CATEGORIES PLONGEES DANS UN UNIVERSEL

ANALYSE D'UN CORPS ETRANGER...

I – LES BOURGEOISES ET LES BOURGEOIS DU DJIHAD. 

Les Bourgeoises et les Bourgeois du Djihad sont comme les déclassés moderne déçus issus de la post-modernité. Ils retrouvent dans cette lutte un semblant de justice évacuée par leur classe sociale...

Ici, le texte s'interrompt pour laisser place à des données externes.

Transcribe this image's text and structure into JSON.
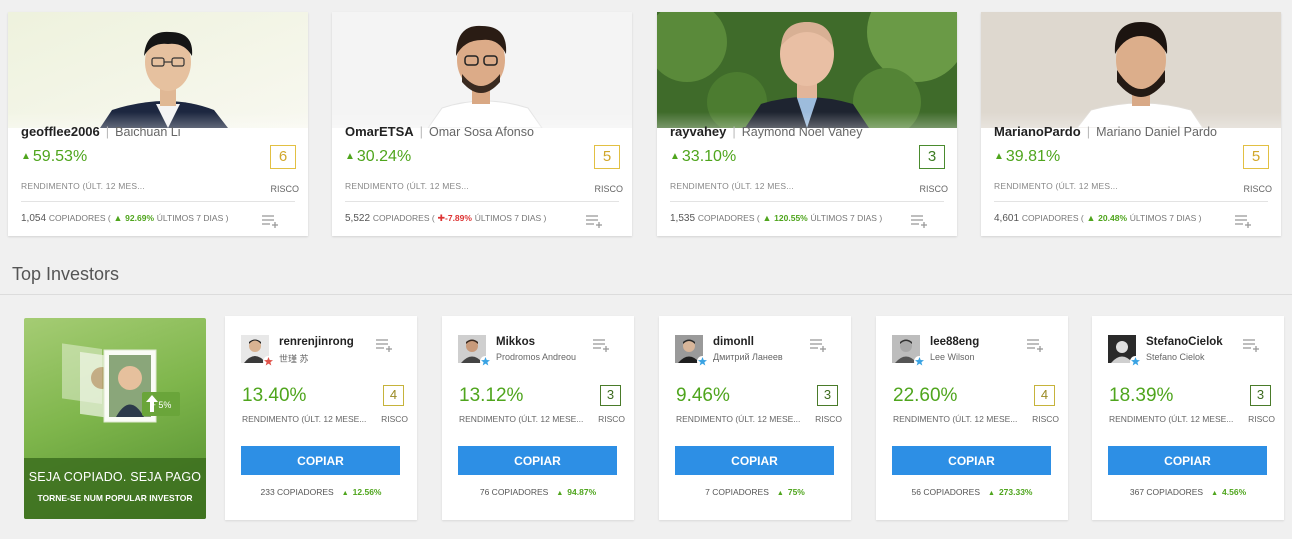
{
  "featured": [
    {
      "username": "geofflee2006",
      "full_name": "Baichuan Li",
      "gain": "59.53%",
      "gain_label": "RENDIMENTO (ÚLT. 12 MES...",
      "risk": "6",
      "risk_label": "RISCO",
      "copiers": "1,054",
      "copiers_label": "COPIADORES (",
      "change": "92.69%",
      "change_label": "ÚLTIMOS 7 DIAS )",
      "change_dir": "up"
    },
    {
      "username": "OmarETSA",
      "full_name": "Omar Sosa Afonso",
      "gain": "30.24%",
      "gain_label": "RENDIMENTO (ÚLT. 12 MES...",
      "risk": "5",
      "risk_label": "RISCO",
      "copiers": "5,522",
      "copiers_label": "COPIADORES (",
      "change": "-7.89%",
      "change_label": "ÚLTIMOS 7 DIAS )",
      "change_dir": "down"
    },
    {
      "username": "rayvahey",
      "full_name": "Raymond Noel Vahey",
      "gain": "33.10%",
      "gain_label": "RENDIMENTO (ÚLT. 12 MES...",
      "risk": "3",
      "risk_label": "RISCO",
      "copiers": "1,535",
      "copiers_label": "COPIADORES (",
      "change": "120.55%",
      "change_label": "ÚLTIMOS 7 DIAS )",
      "change_dir": "up"
    },
    {
      "username": "MarianoPardo",
      "full_name": "Mariano Daniel Pardo",
      "gain": "39.81%",
      "gain_label": "RENDIMENTO (ÚLT. 12 MES...",
      "risk": "5",
      "risk_label": "RISCO",
      "copiers": "4,601",
      "copiers_label": "COPIADORES (",
      "change": "20.48%",
      "change_label": "ÚLTIMOS 7 DIAS )",
      "change_dir": "up"
    }
  ],
  "section": {
    "title": "Top Investors"
  },
  "promo": {
    "line1": "SEJA COPIADO. SEJA PAGO",
    "line2": "TORNE-SE NUM POPULAR INVESTOR",
    "badge": "+ 5%"
  },
  "investors": [
    {
      "username": "renrenjinrong",
      "full_name": "世瑾 苏",
      "gain": "13.40%",
      "gain_label": "RENDIMENTO (ÚLT. 12 MESE...",
      "risk": "4",
      "risk_label": "RISCO",
      "copy_label": "COPIAR",
      "copiers": "233 COPIADORES",
      "change": "12.56%",
      "star_color": "#e0534a"
    },
    {
      "username": "Mikkos",
      "full_name": "Prodromos Andreou",
      "gain": "13.12%",
      "gain_label": "RENDIMENTO (ÚLT. 12 MESE...",
      "risk": "3",
      "risk_label": "RISCO",
      "copy_label": "COPIAR",
      "copiers": "76 COPIADORES",
      "change": "94.87%",
      "star_color": "#3aa3e3"
    },
    {
      "username": "dimonll",
      "full_name": "Дмитрий Ланеев",
      "gain": "9.46%",
      "gain_label": "RENDIMENTO (ÚLT. 12 MESE...",
      "risk": "3",
      "risk_label": "RISCO",
      "copy_label": "COPIAR",
      "copiers": "7 COPIADORES",
      "change": "75%",
      "star_color": "#3aa3e3"
    },
    {
      "username": "lee88eng",
      "full_name": "Lee Wilson",
      "gain": "22.60%",
      "gain_label": "RENDIMENTO (ÚLT. 12 MESE...",
      "risk": "4",
      "risk_label": "RISCO",
      "copy_label": "COPIAR",
      "copiers": "56 COPIADORES",
      "change": "273.33%",
      "star_color": "#3aa3e3"
    },
    {
      "username": "StefanoCielok",
      "full_name": "Stefano Cielok",
      "gain": "18.39%",
      "gain_label": "RENDIMENTO (ÚLT. 12 MESE...",
      "risk": "3",
      "risk_label": "RISCO",
      "copy_label": "COPIAR",
      "copiers": "367 COPIADORES",
      "change": "4.56%",
      "star_color": "#3aa3e3"
    }
  ],
  "icons": {
    "add_to_list": "add-to-watchlist-icon",
    "up": "triangle-up",
    "down": "triangle-down",
    "star": "popular-investor-star"
  },
  "colors": {
    "positive": "#4fa51d",
    "negative": "#dd3333",
    "copy_button": "#2d8fe5",
    "risk_yellow": "#e2c043",
    "risk_green": "#4a8b2e"
  }
}
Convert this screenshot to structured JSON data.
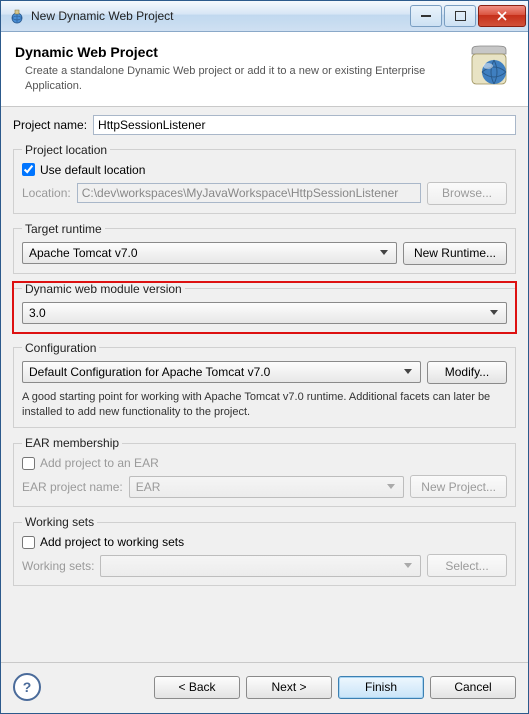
{
  "window": {
    "title": "New Dynamic Web Project"
  },
  "header": {
    "title": "Dynamic Web Project",
    "description": "Create a standalone Dynamic Web project or add it to a new or existing Enterprise Application."
  },
  "project_name": {
    "label": "Project name:",
    "value": "HttpSessionListener"
  },
  "project_location": {
    "legend": "Project location",
    "use_default_label": "Use default location",
    "use_default_checked": true,
    "location_label": "Location:",
    "location_value": "C:\\dev\\workspaces\\MyJavaWorkspace\\HttpSessionListener",
    "browse_label": "Browse..."
  },
  "target_runtime": {
    "legend": "Target runtime",
    "value": "Apache Tomcat v7.0",
    "new_runtime_label": "New Runtime..."
  },
  "web_module": {
    "legend": "Dynamic web module version",
    "value": "3.0"
  },
  "configuration": {
    "legend": "Configuration",
    "value": "Default Configuration for Apache Tomcat v7.0",
    "modify_label": "Modify...",
    "description": "A good starting point for working with Apache Tomcat v7.0 runtime. Additional facets can later be installed to add new functionality to the project."
  },
  "ear": {
    "legend": "EAR membership",
    "add_label": "Add project to an EAR",
    "add_checked": false,
    "project_label": "EAR project name:",
    "project_value": "EAR",
    "new_project_label": "New Project..."
  },
  "working_sets": {
    "legend": "Working sets",
    "add_label": "Add project to working sets",
    "add_checked": false,
    "label": "Working sets:",
    "value": "",
    "select_label": "Select..."
  },
  "buttons": {
    "back": "< Back",
    "next": "Next >",
    "finish": "Finish",
    "cancel": "Cancel"
  }
}
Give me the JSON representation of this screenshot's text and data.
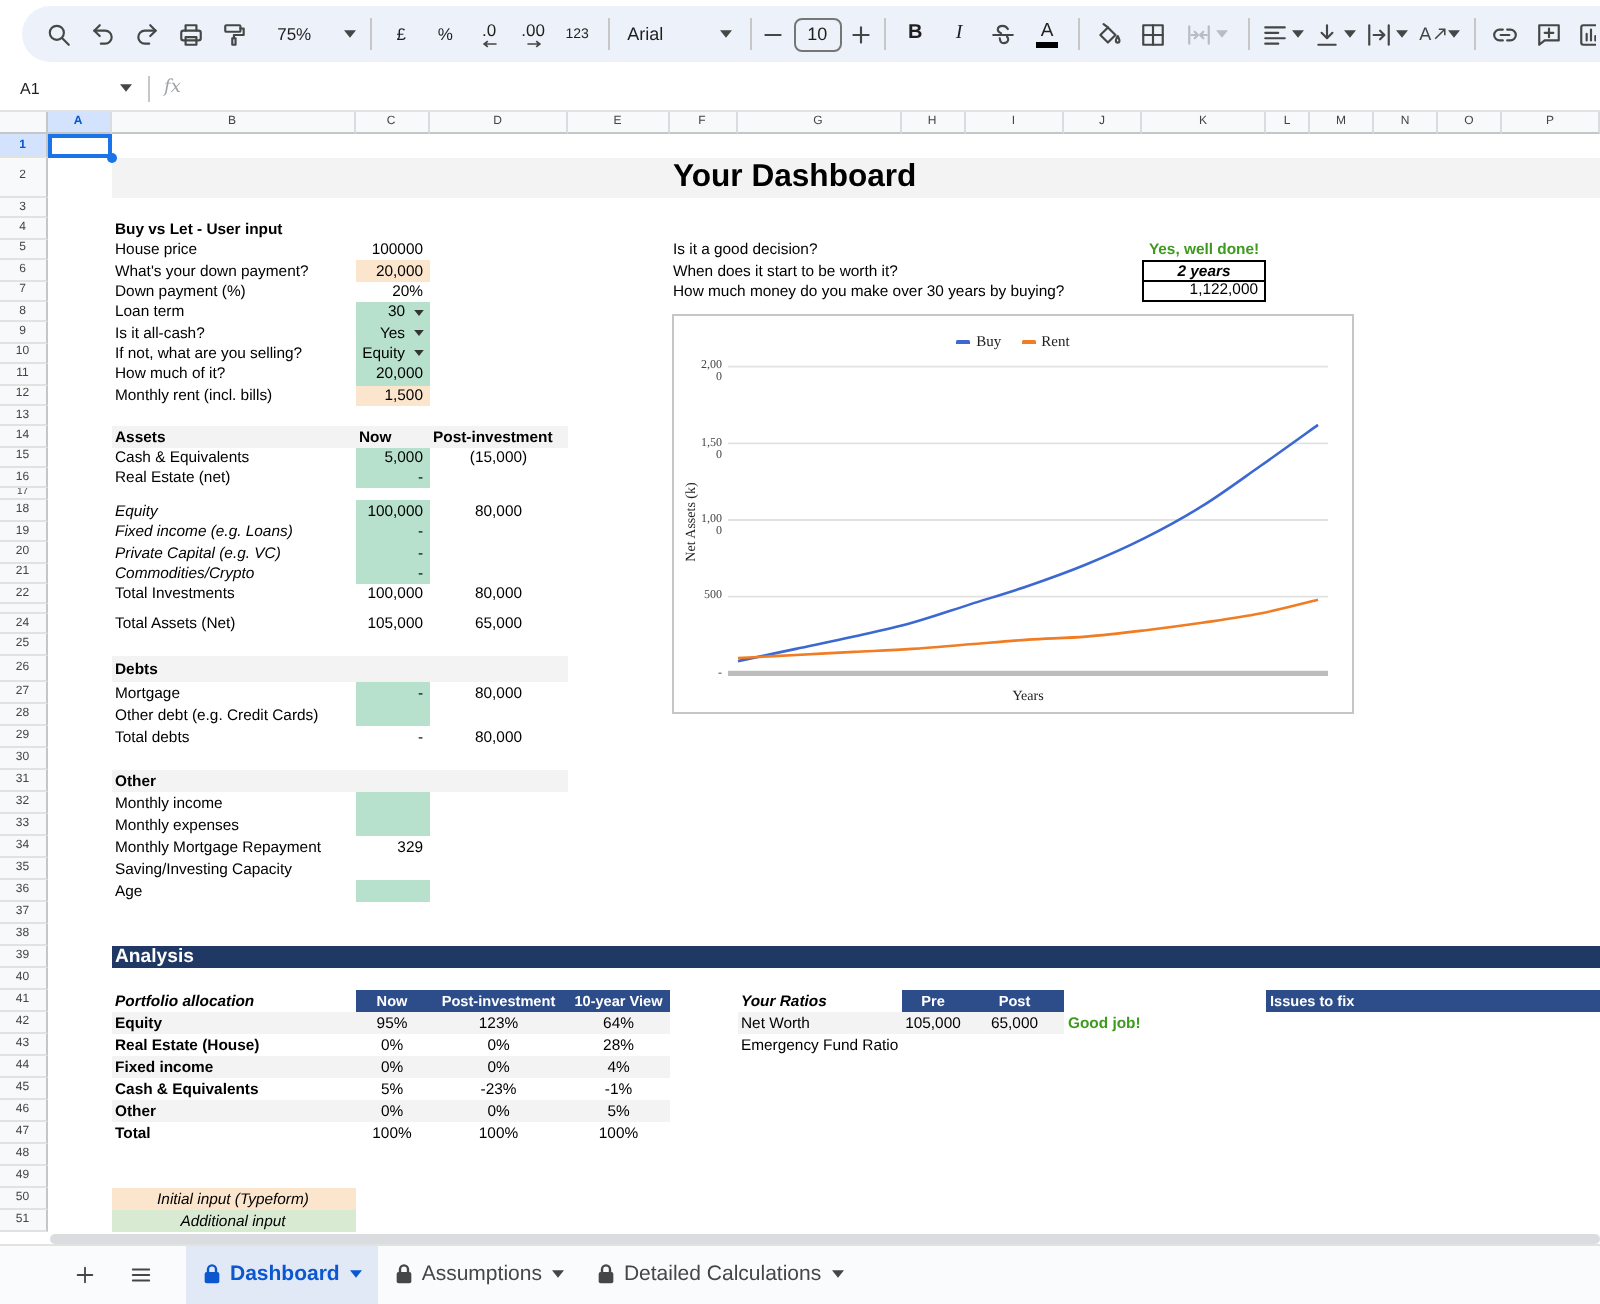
{
  "toolbar": {
    "zoom": "75%",
    "number_formats": [
      "£",
      "%",
      ".0",
      ".00",
      "123"
    ],
    "font": "Arial",
    "font_size": "10",
    "text_styles": [
      "B",
      "I"
    ],
    "text_color": "A",
    "merge_cells": {
      "disabled": true
    },
    "text_rotation": "A"
  },
  "formula_bar": {
    "cell_ref": "A1",
    "function_label": "fx"
  },
  "sheet": {
    "columns": [
      {
        "label": "A",
        "selected": true
      },
      {
        "label": "B",
        "selected": false
      },
      {
        "label": "C",
        "selected": false
      },
      {
        "label": "D",
        "selected": false
      },
      {
        "label": "E",
        "selected": false
      },
      {
        "label": "F",
        "selected": false
      },
      {
        "label": "G",
        "selected": false
      },
      {
        "label": "H",
        "selected": false
      },
      {
        "label": "I",
        "selected": false
      },
      {
        "label": "J",
        "selected": false
      },
      {
        "label": "K",
        "selected": false
      },
      {
        "label": "L",
        "selected": false
      },
      {
        "label": "M",
        "selected": false
      },
      {
        "label": "N",
        "selected": false
      },
      {
        "label": "O",
        "selected": false
      },
      {
        "label": "P",
        "selected": false
      }
    ],
    "rows": [
      {
        "label": "1",
        "selected": true
      },
      {
        "label": "2",
        "selected": false
      },
      {
        "label": "3",
        "selected": false
      },
      {
        "label": "4",
        "selected": false
      },
      {
        "label": "5",
        "selected": false
      },
      {
        "label": "6",
        "selected": false
      },
      {
        "label": "7",
        "selected": false
      },
      {
        "label": "8",
        "selected": false
      },
      {
        "label": "9",
        "selected": false
      },
      {
        "label": "10",
        "selected": false
      },
      {
        "label": "11",
        "selected": false
      },
      {
        "label": "12",
        "selected": false
      },
      {
        "label": "13",
        "selected": false
      },
      {
        "label": "14",
        "selected": false
      },
      {
        "label": "15",
        "selected": false
      },
      {
        "label": "16",
        "selected": false
      },
      {
        "label": "17",
        "selected": false
      },
      {
        "label": "18",
        "selected": false
      },
      {
        "label": "19",
        "selected": false
      },
      {
        "label": "20",
        "selected": false
      },
      {
        "label": "21",
        "selected": false
      },
      {
        "label": "22",
        "selected": false
      },
      {
        "selected": false
      },
      {
        "label": "24",
        "selected": false
      },
      {
        "label": "25",
        "selected": false
      },
      {
        "label": "26",
        "selected": false
      },
      {
        "label": "27",
        "selected": false
      },
      {
        "label": "28",
        "selected": false
      },
      {
        "label": "29",
        "selected": false
      },
      {
        "label": "30",
        "selected": false
      },
      {
        "label": "31",
        "selected": false
      },
      {
        "label": "32",
        "selected": false
      },
      {
        "label": "33",
        "selected": false
      },
      {
        "label": "34",
        "selected": false
      },
      {
        "label": "35",
        "selected": false
      },
      {
        "label": "36",
        "selected": false
      },
      {
        "label": "37",
        "selected": false
      },
      {
        "label": "38",
        "selected": false
      },
      {
        "label": "39",
        "selected": false
      },
      {
        "label": "40",
        "selected": false
      },
      {
        "label": "41",
        "selected": false
      },
      {
        "label": "42",
        "selected": false
      },
      {
        "label": "43",
        "selected": false
      },
      {
        "label": "44",
        "selected": false
      },
      {
        "label": "45",
        "selected": false
      },
      {
        "label": "46",
        "selected": false
      },
      {
        "label": "47",
        "selected": false
      },
      {
        "label": "48",
        "selected": false
      },
      {
        "label": "49",
        "selected": false
      },
      {
        "label": "50",
        "selected": false
      },
      {
        "label": "51",
        "selected": false
      }
    ]
  },
  "dashboard": {
    "title": "Your Dashboard"
  },
  "user_input": {
    "heading": "Buy vs Let - User input",
    "fields": [
      {
        "label": "House price",
        "value": "100000",
        "dropdown": false
      },
      {
        "label": "What's your down payment?",
        "value": "20,000",
        "color": "#fce5cd",
        "dropdown": false
      },
      {
        "label": "Down payment (%)",
        "value": "20%",
        "dropdown": false
      },
      {
        "label": "Loan term",
        "value": "30",
        "color": "#b7e1cd",
        "dropdown": true
      },
      {
        "label": "Is it all-cash?",
        "value": "Yes",
        "color": "#b7e1cd",
        "dropdown": true
      },
      {
        "label": "If not, what are you selling?",
        "value": "Equity",
        "color": "#b7e1cd",
        "dropdown": true
      },
      {
        "label": "How much of it?",
        "value": "20,000",
        "color": "#b7e1cd",
        "dropdown": false
      },
      {
        "label": "Monthly rent (incl. bills)",
        "value": "1,500",
        "color": "#fce5cd",
        "dropdown": false
      }
    ]
  },
  "questions": [
    {
      "label": "Is it a good decision?",
      "answer": "Yes, well done!",
      "kind": "verdict"
    },
    {
      "label": "When does it start to be worth it?",
      "answer": "2 years",
      "kind": "period"
    },
    {
      "label": "How much money do you make over 30 years by buying?",
      "answer": "1,122,000",
      "kind": "amount"
    }
  ],
  "chart": {
    "chart_data": {
      "type": "line",
      "xlabel": "Years",
      "ylabel": "Net Assets (k)",
      "categories": [
        null,
        null,
        null,
        null,
        null,
        null,
        null,
        null,
        null,
        null,
        null
      ],
      "series": [
        {
          "name": "Buy",
          "color": "#3b68d1",
          "values": [
            80,
            160,
            240,
            330,
            450,
            570,
            710,
            880,
            1090,
            1350,
            1620
          ]
        },
        {
          "name": "Rent",
          "color": "#f07c24",
          "values": [
            100,
            120,
            140,
            160,
            190,
            220,
            240,
            280,
            330,
            390,
            480
          ]
        }
      ],
      "ylim": [
        0,
        2000
      ],
      "yticks": [
        {
          "value": 0,
          "label": "-"
        },
        500,
        {
          "value": 1000,
          "label": "1,000"
        },
        {
          "value": 1500,
          "label": "1,500"
        },
        {
          "value": 2000,
          "label": "2,000"
        }
      ],
      "grid": true,
      "legend": "top"
    }
  },
  "assets": {
    "columns": [
      "Assets",
      "Now",
      "Post-investment"
    ],
    "groups": [
      {
        "rows": [
          {
            "label": "Cash & Equivalents",
            "now": "5,000",
            "post": "(15,000)",
            "color": "#b7e1cd",
            "kind": "item"
          },
          {
            "label": "Real Estate (net)",
            "now": "-",
            "color": "#b7e1cd",
            "kind": "item"
          }
        ]
      },
      {
        "rows": [
          {
            "label": "Equity",
            "now": "100,000",
            "post": "80,000",
            "color": "#b7e1cd",
            "kind": "subitem"
          },
          {
            "label": "Fixed income (e.g. Loans)",
            "now": "-",
            "color": "#b7e1cd",
            "kind": "subitem"
          },
          {
            "label": "Private Capital (e.g. VC)",
            "now": "-",
            "color": "#b7e1cd",
            "kind": "subitem"
          },
          {
            "label": "Commodities/Crypto",
            "now": "-",
            "color": "#b7e1cd",
            "kind": "subitem"
          },
          {
            "label": "Total Investments",
            "now": "100,000",
            "post": "80,000",
            "kind": "item"
          }
        ]
      },
      {
        "rows": [
          {
            "label": "Total Assets (Net)",
            "now": "105,000",
            "post": "65,000",
            "kind": "item"
          }
        ]
      }
    ]
  },
  "debts": {
    "title": "Debts",
    "rows": [
      {
        "label": "Mortgage",
        "now": "-",
        "post": "80,000",
        "color": "#b7e1cd"
      },
      {
        "label": "Other debt (e.g. Credit Cards)",
        "color": "#b7e1cd"
      },
      {
        "label": "Total debts",
        "now": "-",
        "post": "80,000"
      }
    ]
  },
  "other": {
    "title": "Other",
    "rows": [
      {
        "label": "Monthly income",
        "color": "#b7e1cd"
      },
      {
        "label": "Monthly expenses",
        "color": "#b7e1cd"
      },
      {
        "label": "Monthly Mortgage Repayment",
        "now": "329"
      },
      {
        "label": "Saving/Investing Capacity"
      },
      {
        "label": "Age",
        "color": "#b7e1cd"
      }
    ]
  },
  "analysis": {
    "title": "Analysis",
    "portfolio": {
      "title": "Portfolio allocation",
      "columns": [
        "Now",
        "Post-investment",
        "10-year View"
      ],
      "rows": [
        {
          "label": "Equity",
          "values": [
            "95%",
            "123%",
            "64%"
          ]
        },
        {
          "label": "Real Estate (House)",
          "values": [
            "0%",
            "0%",
            "28%"
          ]
        },
        {
          "label": "Fixed income",
          "values": [
            "0%",
            "0%",
            "4%"
          ]
        },
        {
          "label": "Cash & Equivalents",
          "values": [
            "5%",
            "-23%",
            "-1%"
          ]
        },
        {
          "label": "Other",
          "values": [
            "0%",
            "0%",
            "5%"
          ]
        },
        {
          "label": "Total",
          "values": [
            "100%",
            "100%",
            "100%"
          ]
        }
      ]
    },
    "ratios": {
      "title": "Your Ratios",
      "columns": [
        "Pre",
        "Post"
      ],
      "rows": [
        {
          "label": "Net Worth",
          "values": [
            "105,000",
            "65,000"
          ],
          "note": "Good job!"
        },
        {
          "label": "Emergency Fund Ratio"
        }
      ]
    },
    "issues": {
      "title": "Issues to fix"
    }
  },
  "legend": [
    {
      "label": "Initial input (Typeform)",
      "color": "#fce5cd"
    },
    {
      "label": "Additional input",
      "color": "#d9ead3"
    }
  ],
  "sheet_tabs": [
    {
      "label": "Dashboard",
      "selected": true,
      "locked": true
    },
    {
      "label": "Assumptions",
      "selected": false,
      "locked": true
    },
    {
      "label": "Detailed Calculations",
      "selected": false,
      "locked": true
    }
  ]
}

Les Bourgeois du Djihad. Voilà une dénomination historique, rappelée à l'ordre du jour pour circonscrire ce phénomène de déclassement économique, social et culturel introduit dans un circuit de volontarisme individuel et collectif. Car la bourgeoisie en tant que groupe social appelant une partie de ses membres à l'intervention dans des mouvements sociaux ou politiques n'est pas un acte nouveau et isolé. Elle se glisse dans un schéma historique transversal ; il est lui-même un phénomène transhistorique, traversant des sociétés et des époques bien différentes.*

La Bourgeoisie faisant le jeu de l'économique et du politique est un groupe social relativement protégé de la paupérisation croissante des enjeux économiques de société.** Et c'est dans cette protection avertie outrageusement transgressée qu'il faudrait y percevoir un acte de démission des règles de son propre rang... par ses propres membres. En sortant des règles préétablies, les potentielles recrues de cette catégorie opèrent une jonction avec ce qu'elle détermine comme les souffre-douleurs de leur propre dogme ; une jonction avec les Damnés de la Terre (Frantz Fanon). Les opérations de ralliement du socle activiste de la lutte interviennent lorsque le délitement du tissu national parasite les idéaux révolutionnaires de justice et d'égalité. Les classés s'adressent aux déclassés dans un souci du soi national proposant une alliance de circonstance, entre les intellectuels et les classes paupérisés, entre les forces économiques vives et ce que l'on dénomme les " sans-grades ".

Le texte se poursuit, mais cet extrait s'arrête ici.